Il faut signaler cependant que le mouvement de la négritude est découvert seulement alors par les étudiants des écoles et universités d’Afrique ; en effet, ce n’est qu’après les indépendances que les livres des écrivains noirs pénètrent librement en Afrique ; ils sont avidement recherchés par cette jeunesse jusqu’ici tenue à l’écart des idées subversives, et conditionnée par une politique de l’éducation visant à l’abandon des « coutumes indigènes ». Pour ces étudiants, la négritude sera « cette opération culturelle par laquelle les intellectuels noirs prennent conscience de la validité et de l’originalité des cultures négro-africaines » (René Depestre), et jusqu’à aujourd’hui on remarquera chez les Africains scolarisés cette étape de « négritude » souvent déclenchée par la lecture des Césaire, Senghor, Damas, Roumain, David Diop, etc.

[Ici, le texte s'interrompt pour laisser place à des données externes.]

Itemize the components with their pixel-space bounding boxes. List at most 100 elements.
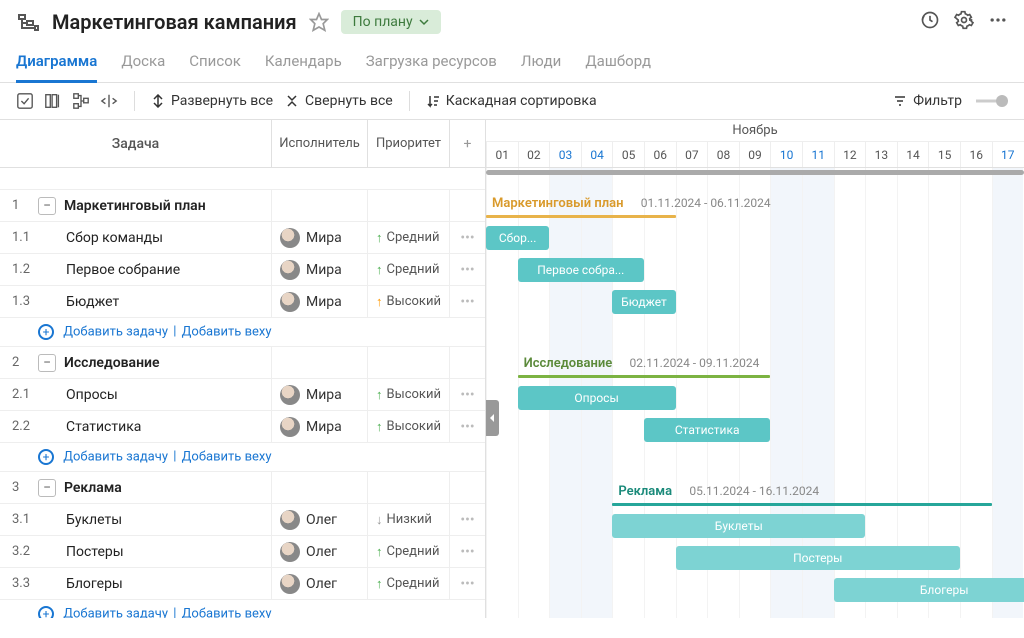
day-03[interactable]: 03: [549, 142, 581, 167]
row-menu[interactable]: •••: [449, 568, 485, 599]
day-14[interactable]: 14: [897, 142, 929, 167]
collapse-panel-handle[interactable]: [486, 400, 499, 436]
row-menu[interactable]: •••: [449, 379, 485, 410]
collapse-toggle[interactable]: −: [38, 197, 56, 215]
priority-cell[interactable]: ↑ Средний: [367, 254, 449, 285]
row-menu[interactable]: •••: [449, 286, 485, 317]
day-13[interactable]: 13: [865, 142, 897, 167]
star-icon[interactable]: [309, 12, 329, 32]
row-menu[interactable]: •••: [449, 254, 485, 285]
row-menu[interactable]: •••: [449, 504, 485, 535]
assignee-cell[interactable]: Мира: [271, 411, 367, 442]
day-09[interactable]: 09: [739, 142, 771, 167]
day-15[interactable]: 15: [928, 142, 960, 167]
add-task-link[interactable]: Добавить задачу: [63, 449, 168, 464]
more-icon[interactable]: [988, 10, 1008, 34]
tab-загрузка ресурсов[interactable]: Загрузка ресурсов: [366, 44, 497, 82]
gantt-bar[interactable]: Сбор...: [486, 226, 549, 250]
priority-cell[interactable]: ↑ Средний: [367, 536, 449, 567]
day-16[interactable]: 16: [960, 142, 992, 167]
group-name[interactable]: Исследование: [64, 355, 271, 371]
tab-дашборд[interactable]: Дашборд: [585, 44, 651, 82]
task-name[interactable]: Блогеры: [38, 576, 271, 592]
task-name[interactable]: Опросы: [38, 387, 271, 403]
task-name[interactable]: Постеры: [38, 544, 271, 560]
row-menu[interactable]: •••: [449, 222, 485, 253]
check-icon[interactable]: [16, 92, 34, 110]
row-menu[interactable]: •••: [449, 411, 485, 442]
day-10[interactable]: 10: [770, 142, 802, 167]
assignee-cell[interactable]: Олег: [271, 536, 367, 567]
hierarchy-icon[interactable]: [72, 92, 90, 110]
priority-cell[interactable]: ↓ Низкий: [367, 504, 449, 535]
day-01[interactable]: 01: [486, 142, 518, 167]
day-04[interactable]: 04: [581, 142, 613, 167]
tab-доска[interactable]: Доска: [121, 44, 165, 82]
summary-bar[interactable]: [518, 375, 771, 378]
column-task[interactable]: Задача: [0, 120, 271, 167]
priority-cell[interactable]: ↑ Высокий: [367, 286, 449, 317]
row-menu[interactable]: •••: [449, 536, 485, 567]
assignee-cell[interactable]: Олег: [271, 568, 367, 599]
task-name[interactable]: Сбор команды: [38, 230, 271, 246]
gantt-bar[interactable]: Бюджет: [612, 290, 675, 314]
day-02[interactable]: 02: [518, 142, 550, 167]
priority-cell[interactable]: ↑ Средний: [367, 222, 449, 253]
add-column-button[interactable]: +: [449, 120, 485, 167]
expand-all-button[interactable]: Развернуть все: [151, 93, 273, 109]
day-05[interactable]: 05: [612, 142, 644, 167]
day-06[interactable]: 06: [644, 142, 676, 167]
task-name[interactable]: Первое собрание: [38, 262, 271, 278]
tab-список[interactable]: Список: [189, 44, 241, 82]
gantt-bar[interactable]: Опросы: [518, 386, 676, 410]
summary-name: Реклама: [618, 484, 672, 499]
assignee-cell[interactable]: Мира: [271, 254, 367, 285]
column-assignee[interactable]: Исполнитель: [271, 120, 367, 167]
day-12[interactable]: 12: [834, 142, 866, 167]
tab-календарь[interactable]: Календарь: [265, 44, 342, 82]
summary-bar[interactable]: [612, 503, 991, 506]
plus-icon: +: [38, 449, 54, 465]
columns-icon[interactable]: [44, 92, 62, 110]
indent-icon[interactable]: [100, 92, 118, 110]
history-icon[interactable]: [920, 10, 940, 34]
gantt-bar[interactable]: Первое собра...: [518, 258, 644, 282]
add-task-link[interactable]: Добавить задачу: [63, 324, 168, 339]
toggle-critical-path[interactable]: [974, 93, 1008, 109]
day-08[interactable]: 08: [707, 142, 739, 167]
summary-bar[interactable]: [486, 215, 676, 218]
day-17[interactable]: 17: [992, 142, 1024, 167]
priority-cell[interactable]: ↑ Высокий: [367, 411, 449, 442]
day-07[interactable]: 07: [676, 142, 708, 167]
add-milestone-link[interactable]: Добавить веху: [182, 606, 272, 618]
priority-cell[interactable]: ↑ Средний: [367, 568, 449, 599]
add-task-link[interactable]: Добавить задачу: [63, 606, 168, 618]
gantt-bar[interactable]: Блогеры: [834, 578, 1024, 602]
tab-диаграмма[interactable]: Диаграмма: [16, 44, 97, 83]
task-name[interactable]: Бюджет: [38, 294, 271, 310]
add-milestone-link[interactable]: Добавить веху: [182, 324, 272, 339]
collapse-toggle[interactable]: −: [38, 354, 56, 372]
collapse-all-button[interactable]: Свернуть все: [285, 93, 393, 109]
assignee-cell[interactable]: Мира: [271, 286, 367, 317]
assignee-cell[interactable]: Мира: [271, 379, 367, 410]
task-name[interactable]: Буклеты: [38, 512, 271, 528]
collapse-toggle[interactable]: −: [38, 479, 56, 497]
assignee-cell[interactable]: Мира: [271, 222, 367, 253]
group-name[interactable]: Маркетинговый план: [64, 198, 271, 214]
gantt-bar[interactable]: Статистика: [644, 418, 770, 442]
priority-cell[interactable]: ↑ Высокий: [367, 379, 449, 410]
add-milestone-link[interactable]: Добавить веху: [182, 449, 272, 464]
gantt-bar[interactable]: Постеры: [676, 546, 960, 570]
group-name[interactable]: Реклама: [64, 480, 271, 496]
tab-люди[interactable]: Люди: [521, 44, 561, 82]
day-11[interactable]: 11: [802, 142, 834, 167]
status-badge[interactable]: По плану: [341, 10, 441, 34]
assignee-cell[interactable]: Олег: [271, 504, 367, 535]
cascade-sort-button[interactable]: Каскадная сортировка: [426, 93, 597, 109]
filter-button[interactable]: Фильтр: [893, 93, 962, 109]
task-name[interactable]: Статистика: [38, 419, 271, 435]
gantt-bar[interactable]: Буклеты: [612, 514, 865, 538]
gear-icon[interactable]: [954, 10, 974, 34]
column-priority[interactable]: Приоритет: [367, 120, 449, 167]
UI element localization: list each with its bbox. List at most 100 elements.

C’est donc au moment où le mouvement de la négritude perd sa place de premier plan au niveau politique, pour la céder aux très concrètes tractations de la « décolonisation », que, sur le plan culturel, il commence à être connu en Afrique ; cette diffusion à retardement est peut-être un des éléments qui expliquerait l’avortement des révolutions africaines ; cette dyschronie est un indice parmi d’autres de la séparation qui existait entre les intellectuels noirs et les masses africaines ; le mouvement de prise de conscience et de revendication s’était fait à Paris et en milieu universitaire, et n’avait pratiquement pas débordé ce cadre lors des indépendances ; lorsque enfin il pourra franchir les frontières des « colonies », les jeux seront faits, et ni la jeunesse locale ni les masses n’auront plus le loisir désormais de remettre en cause les nouveaux systèmes, si frustrants soient-ils pour les poètes du Quartier latin rêvant d’une « Afrique-paradis-retrouvé ». Si l’on compare cet itinéraire de la négritude avec celui de la prise de conscience analogue qui se fit en Algérie par exemple, on comprend la différence fondamentale entre ces deux démarches : « Il n’y avait pas un combat culturel qui se développait latéralement au combat populaire. [...] Les hommes et les femmes qui se battaient poings nus contre le colonialisme n’étaient pas étrangers à la culture nationale algérienne » (Fanon).

Cependant, la littérature africaine amorçait un tournant nouveau, caractérisé par un afflux de nouveaux auteurs, un renouvellement des sujets et une nouvelle façon de poser les problèmes. La thématique de la négritude servira encore à titre de référence, mais les jeunes écrivains prennent leurs distances et parfois explicitement, et ce, dès 1961. Ainsi, Cheikh Hamidou Kane, dans l’Aventure ambiguë, fait dire à son héros : « Je n’aime pas ce mot, je ne sais toujours ce qu’il recouvre. » Plus précisément, il posera dans son roman les questions du développement technique, de l’affrontement des philosophies et des religions, de la force et du droit, en termes de culture plus que de race ; il propose une stratégie au lieu d’une revendication ; cependant, on peut dire que le roman de Cheikh Hamidou Kane est encore une œuvre de la négritude, par son souci de se définir aux yeux de l’Europe, par l’angoisse et l’ébranlement spirituel de son héros devant les idéologies de l’Occident, et enfin par l’« état de manque » ressenti et exprimé par une société qui doute et défend ses valeurs tout à la fois.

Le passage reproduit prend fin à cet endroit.